Brazil protests even hit top literary festival

PARATY, Brazil (AP) — The fallout from the recent wave of protests that shook Brazil was felt even in the bucolic colonial town where the country's main literary festival was in full swing Friday.

In its 11th year, the Flip festival brings a roster of domestic and international writers to this sleepy port city for five days of debates, discussions, workshops and readings.

This year's edition includes talks by top Brazilian musicians Gilberto Gil and Maria Betania, legendary Brazilian filmmaker Nelson Pereira dos Santos, U.S. writer Tobias Wolff and British essayist Geoff Dyer.

Organizers added three roundtables to debate the protests, which started last month over a 10-cent hike in bus and subway fares in Sao Paulo and quickly snowballed into massive nationwide demonstrations against government corruption, high taxes and poor public services. The protests have since become scattered and small.

Talk of the protests, the largest Brazil had seen since demonstrations in 1994 that helped lead to the impeachment of then-President Fernando Collor, permeated many of the debates.

In a talk on "Local and Global Culture," singer-songwriter Gil described the movement as "demonstrations of fatigue."

"We have gotten to a point in Brazil where the state has stopped representing public interest and has begun representing private interests," said Gil, culture minister under former President Luiz Inacio Lula da Silva, whose hand-picked successor Dilma Rousseff is the target of much of the protesters' anger. "We want a little bit of rest."

He said the protests have tapped into the spirit of revolt that has recently swept the globe, with the Arab Spring and recent events in Egypt, the Occupy Wall Street movement, Spain's Indignados and the mass protests in Turkey. But he said the demonstrations in Brazil are essentially Brazilian in spirit, drawing heavily on the country's Carnival tradition.

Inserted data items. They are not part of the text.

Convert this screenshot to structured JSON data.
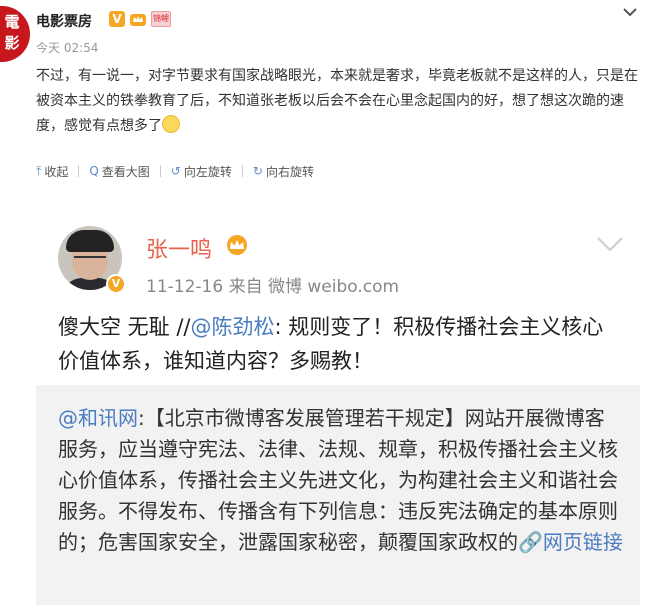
{
  "post": {
    "author": "电影票房",
    "badge_text": "锦鲤",
    "time": "今天 02:54",
    "text": "不过，有一说一，对字节要求有国家战略眼光，本来就是奢求，毕竟老板就不是这样的人，只是在被资本主义的铁拳教育了后，不知道张老板以后会不会在心里念起国内的好，想了想这次跪的速度，感觉有点想多了",
    "seal_text": "電影",
    "vip_mark": "V"
  },
  "actions": {
    "collapse": "收起",
    "view_large": "查看大图",
    "rotate_left": "向左旋转",
    "rotate_right": "向右旋转",
    "collapse_icon": "⤒",
    "view_icon": "Q",
    "rotate_left_icon": "↺",
    "rotate_right_icon": "↻"
  },
  "embedded": {
    "name": "张一鸣",
    "vip_mark": "V",
    "meta": "11-12-16  来自 微博 weibo.com",
    "text_prefix": "傻大空 无耻 //",
    "mention": "@陈劲松",
    "text_rest": ": 规则变了！积极传播社会主义核心价值体系，谁知道内容？多赐教！",
    "repost_mention": "@和讯网",
    "repost_text": ":【北京市微博客发展管理若干规定】网站开展微博客服务，应当遵守宪法、法律、法规、规章，积极传播社会主义核心价值体系，传播社会主义先进文化，为构建社会主义和谐社会服务。不得发布、传播含有下列信息：违反宪法确定的基本原则的；危害国家安全，泄露国家秘密，颠覆国家政权的",
    "link_text": "网页链接",
    "link_icon": "🔗"
  },
  "colors": {
    "accent_blue": "#4a7cc0",
    "name_orange": "#e8614a",
    "vip_gold": "#f5a623",
    "seal_red": "#c8161d"
  }
}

"There are a million individuals behind a million masks," Gil said. "It's like a Venetian Carnival ... politics as entertainment."

He said the violence that marred many of the larger protests, with a small number of young men using the crowds as cover to loot and vandalize, also drew on a time-honored Brazilian tradition — that of the so-called "arrastao," or mass robberies by gangs of thieves who overwhelm their victims.

Gil, who was in Paraty to promote his new autobiography, "Gil Close Up," said that the demonstrations remain a force to be reckoned with, even though they've flagged in recent days after the government scrambled to deliver a raft of proposals aimed at appeasing protesters.

"It's an alert that they (the government) have to look at another sort of agenda," he said, as the audience of several hundred people exploded in cheers. "The struggle continues."

Francisco Bosco, a 36-year-old essayist whose political column appears in Rio's O Globo newspaper, said it's only natural the protests take on a central role at the festival.

"It's inevitable because we're experiencing a unique moment in the civic life of our country, unlike anything I've ever seen before," said Bosco, who's promoting his new collection "High Help." ''It's brought the possibility of a real structural change in Brazil."

Bosco said that though the situation on the streets had largely calmed in recent days, he expected a new wave of mass demonstrations during upcoming events Rio's hosting, including a papal visit this month, next year's World Cup soccer tournament and the 2016 Olympics.

Another protest was scheduled to take place Saturday in Paraty, with its cobblestone streets and towering white churches. Flip runs through Sunday evening.